The goal of these benchmarks is not to win leaderboard competitions, but to evaluate latency behavior, stability, and accuracy trade-offs that matter in real production environments.
Benchmarking Philosophy
SmartKNN benchmarks are designed around the following principles:
-
CPU-first evaluation
All benchmarks are conducted on commodity CPU hardware without GPU acceleration. -
Latency-aware measurement
Mean latency is reported, but tail latency (p95 and p99) is treated as a first-class metric. -
Realistic workloads
Benchmarks use real-world datasets and inference patterns rather than synthetic or toy setups. -
Transparent trade-offs
No system is optimal for all scenarios. Performance benefits and limitations are reported explicitly.
Evaluation Methodology
Benchmarks are conducted using a consistent and reproducible methodology:
-
Hardware: Commodity x86 CPU (exact configuration documented per run)
-
Execution modes:
- Single-sample inference
-
Batch inference
-
Metrics:
- Accuracy / F1 score (task-dependent)
- Mean inference latency
-
p95 inference latency
-
Baselines:
- Classical KNN
- Linear models
- Tree-based models (where applicable)
- Gradient-boosted models
Exact configurations, dataset details, and benchmark scripts are available in the benchmark repository.
Summary Results
The table below highlights representative results across selected datasets and workloads.

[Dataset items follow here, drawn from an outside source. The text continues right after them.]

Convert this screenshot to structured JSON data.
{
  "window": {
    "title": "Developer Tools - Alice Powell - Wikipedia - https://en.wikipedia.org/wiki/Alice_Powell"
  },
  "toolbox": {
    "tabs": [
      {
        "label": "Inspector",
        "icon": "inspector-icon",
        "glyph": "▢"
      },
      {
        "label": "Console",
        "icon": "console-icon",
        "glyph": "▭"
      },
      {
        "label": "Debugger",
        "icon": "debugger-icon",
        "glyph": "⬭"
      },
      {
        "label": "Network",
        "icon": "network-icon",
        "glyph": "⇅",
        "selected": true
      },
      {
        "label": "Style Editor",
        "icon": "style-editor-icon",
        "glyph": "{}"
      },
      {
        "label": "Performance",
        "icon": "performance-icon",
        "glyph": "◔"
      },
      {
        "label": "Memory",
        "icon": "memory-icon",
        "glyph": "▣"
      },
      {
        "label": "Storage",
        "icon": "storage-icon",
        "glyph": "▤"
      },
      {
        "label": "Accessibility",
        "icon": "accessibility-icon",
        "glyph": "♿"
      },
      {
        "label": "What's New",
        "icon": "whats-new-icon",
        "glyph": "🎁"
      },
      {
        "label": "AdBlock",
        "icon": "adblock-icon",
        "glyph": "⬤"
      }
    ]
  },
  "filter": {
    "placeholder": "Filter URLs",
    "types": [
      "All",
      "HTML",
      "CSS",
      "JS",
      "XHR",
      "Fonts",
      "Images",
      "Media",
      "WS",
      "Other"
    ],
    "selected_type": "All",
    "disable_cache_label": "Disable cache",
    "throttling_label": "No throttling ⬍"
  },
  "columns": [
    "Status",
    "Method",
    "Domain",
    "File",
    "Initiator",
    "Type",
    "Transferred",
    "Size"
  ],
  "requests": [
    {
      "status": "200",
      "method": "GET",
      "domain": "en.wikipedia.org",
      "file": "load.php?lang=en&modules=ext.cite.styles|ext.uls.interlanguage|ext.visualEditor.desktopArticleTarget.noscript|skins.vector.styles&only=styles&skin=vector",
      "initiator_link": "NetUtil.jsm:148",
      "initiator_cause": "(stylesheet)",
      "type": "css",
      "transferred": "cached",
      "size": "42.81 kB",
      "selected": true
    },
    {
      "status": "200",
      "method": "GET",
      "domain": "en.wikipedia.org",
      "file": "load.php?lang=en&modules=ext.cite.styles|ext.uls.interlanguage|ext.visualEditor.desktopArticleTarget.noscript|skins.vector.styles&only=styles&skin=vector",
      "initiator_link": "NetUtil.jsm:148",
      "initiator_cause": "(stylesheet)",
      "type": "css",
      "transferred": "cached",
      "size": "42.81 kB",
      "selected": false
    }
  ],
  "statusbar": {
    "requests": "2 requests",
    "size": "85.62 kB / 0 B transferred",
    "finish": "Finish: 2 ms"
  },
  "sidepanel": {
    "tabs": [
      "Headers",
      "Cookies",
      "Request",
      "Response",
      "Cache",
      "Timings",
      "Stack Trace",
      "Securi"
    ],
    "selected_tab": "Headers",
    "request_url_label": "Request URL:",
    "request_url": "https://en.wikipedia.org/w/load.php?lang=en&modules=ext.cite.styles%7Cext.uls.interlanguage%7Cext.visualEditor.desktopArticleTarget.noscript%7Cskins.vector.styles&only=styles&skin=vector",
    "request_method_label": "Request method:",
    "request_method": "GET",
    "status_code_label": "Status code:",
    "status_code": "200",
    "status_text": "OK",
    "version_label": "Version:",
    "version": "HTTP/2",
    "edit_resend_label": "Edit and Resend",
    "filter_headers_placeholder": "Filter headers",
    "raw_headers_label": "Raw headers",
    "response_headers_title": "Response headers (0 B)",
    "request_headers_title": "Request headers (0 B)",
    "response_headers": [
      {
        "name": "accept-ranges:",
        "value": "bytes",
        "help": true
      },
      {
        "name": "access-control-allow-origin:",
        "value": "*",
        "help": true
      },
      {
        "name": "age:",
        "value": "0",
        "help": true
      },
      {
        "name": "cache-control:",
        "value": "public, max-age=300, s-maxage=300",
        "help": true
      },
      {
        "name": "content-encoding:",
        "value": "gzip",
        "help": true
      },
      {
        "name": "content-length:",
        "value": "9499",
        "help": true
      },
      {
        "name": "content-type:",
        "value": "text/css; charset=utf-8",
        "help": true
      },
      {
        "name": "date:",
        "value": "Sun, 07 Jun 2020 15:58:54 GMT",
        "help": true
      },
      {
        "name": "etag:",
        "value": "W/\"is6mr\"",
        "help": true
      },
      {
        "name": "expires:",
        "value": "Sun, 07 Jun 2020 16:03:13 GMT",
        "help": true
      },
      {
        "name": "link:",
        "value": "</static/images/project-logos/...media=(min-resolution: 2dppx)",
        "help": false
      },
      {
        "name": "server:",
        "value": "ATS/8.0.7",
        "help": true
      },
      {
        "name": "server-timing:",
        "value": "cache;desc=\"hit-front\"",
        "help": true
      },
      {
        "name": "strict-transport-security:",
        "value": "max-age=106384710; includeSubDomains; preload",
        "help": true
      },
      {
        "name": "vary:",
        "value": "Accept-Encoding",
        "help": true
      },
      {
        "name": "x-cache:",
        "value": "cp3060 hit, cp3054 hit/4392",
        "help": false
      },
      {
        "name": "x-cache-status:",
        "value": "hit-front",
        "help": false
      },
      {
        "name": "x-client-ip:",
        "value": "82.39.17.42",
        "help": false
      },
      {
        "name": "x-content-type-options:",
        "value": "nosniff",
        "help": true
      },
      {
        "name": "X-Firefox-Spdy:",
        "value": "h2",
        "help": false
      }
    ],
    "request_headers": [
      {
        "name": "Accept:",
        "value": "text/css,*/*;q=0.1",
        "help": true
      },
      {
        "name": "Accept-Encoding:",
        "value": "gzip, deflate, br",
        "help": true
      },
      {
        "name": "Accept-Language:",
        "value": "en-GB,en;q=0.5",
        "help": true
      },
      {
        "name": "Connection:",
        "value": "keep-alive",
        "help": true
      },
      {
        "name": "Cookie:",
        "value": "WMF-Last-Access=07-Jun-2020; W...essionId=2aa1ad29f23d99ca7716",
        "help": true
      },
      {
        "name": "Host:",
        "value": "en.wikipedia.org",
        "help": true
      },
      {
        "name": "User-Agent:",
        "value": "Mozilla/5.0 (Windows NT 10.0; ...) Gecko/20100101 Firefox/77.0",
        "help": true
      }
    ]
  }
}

Note: Results are indicative rather than exhaustive. Performance varies with dataset size, dimensionality, feature structure, and hardware characteristics.
| Model | Accuracy / F1 | Mean Latency | p95 Latency |
|---|---|---|---|
| SmartKNN | Competitive | Sub-millisecond | Stable and bounded |
| Classic KNN | Comparable | Higher | Less predictable |
| GBM Models | Higher | Variable | Higher tail latency |
Detailed per-dataset results and raw measurements are available in the full benchmark logs.
Observations
Across evaluated workloads:
- SmartKNN delivers predictable inference latency, often operating in the sub-millisecond range on commodity CPUs depending on configuration.
- Learned feature weighting improves robustness on noisy and high-dimensional datasets.
- Approximate execution backends reduce latency at scale, with a tunable accuracy trade-off.
- Tree-based models may achieve higher peak accuracy on some datasets, but frequently exhibit higher or less predictable tail latency on CPU.
Limitations and Trade-offs
SmartKNN is not always the optimal choice:
- On very small datasets, simpler models may be faster due to lower overhead.
- On highly nonlinear problems, tree-based or neural models may outperform in accuracy.
- Approximate backends introduce controlled approximation error that must be tuned carefully.
These trade-offs are documented to support informed system design decisions.
Reproducibility
All benchmarks are conducted using versioned code and documented configurations.
Results may vary across hardware and environments and should be interpreted accordingly.
Benchmark scripts, configuration files, and raw logs are available for independent verification.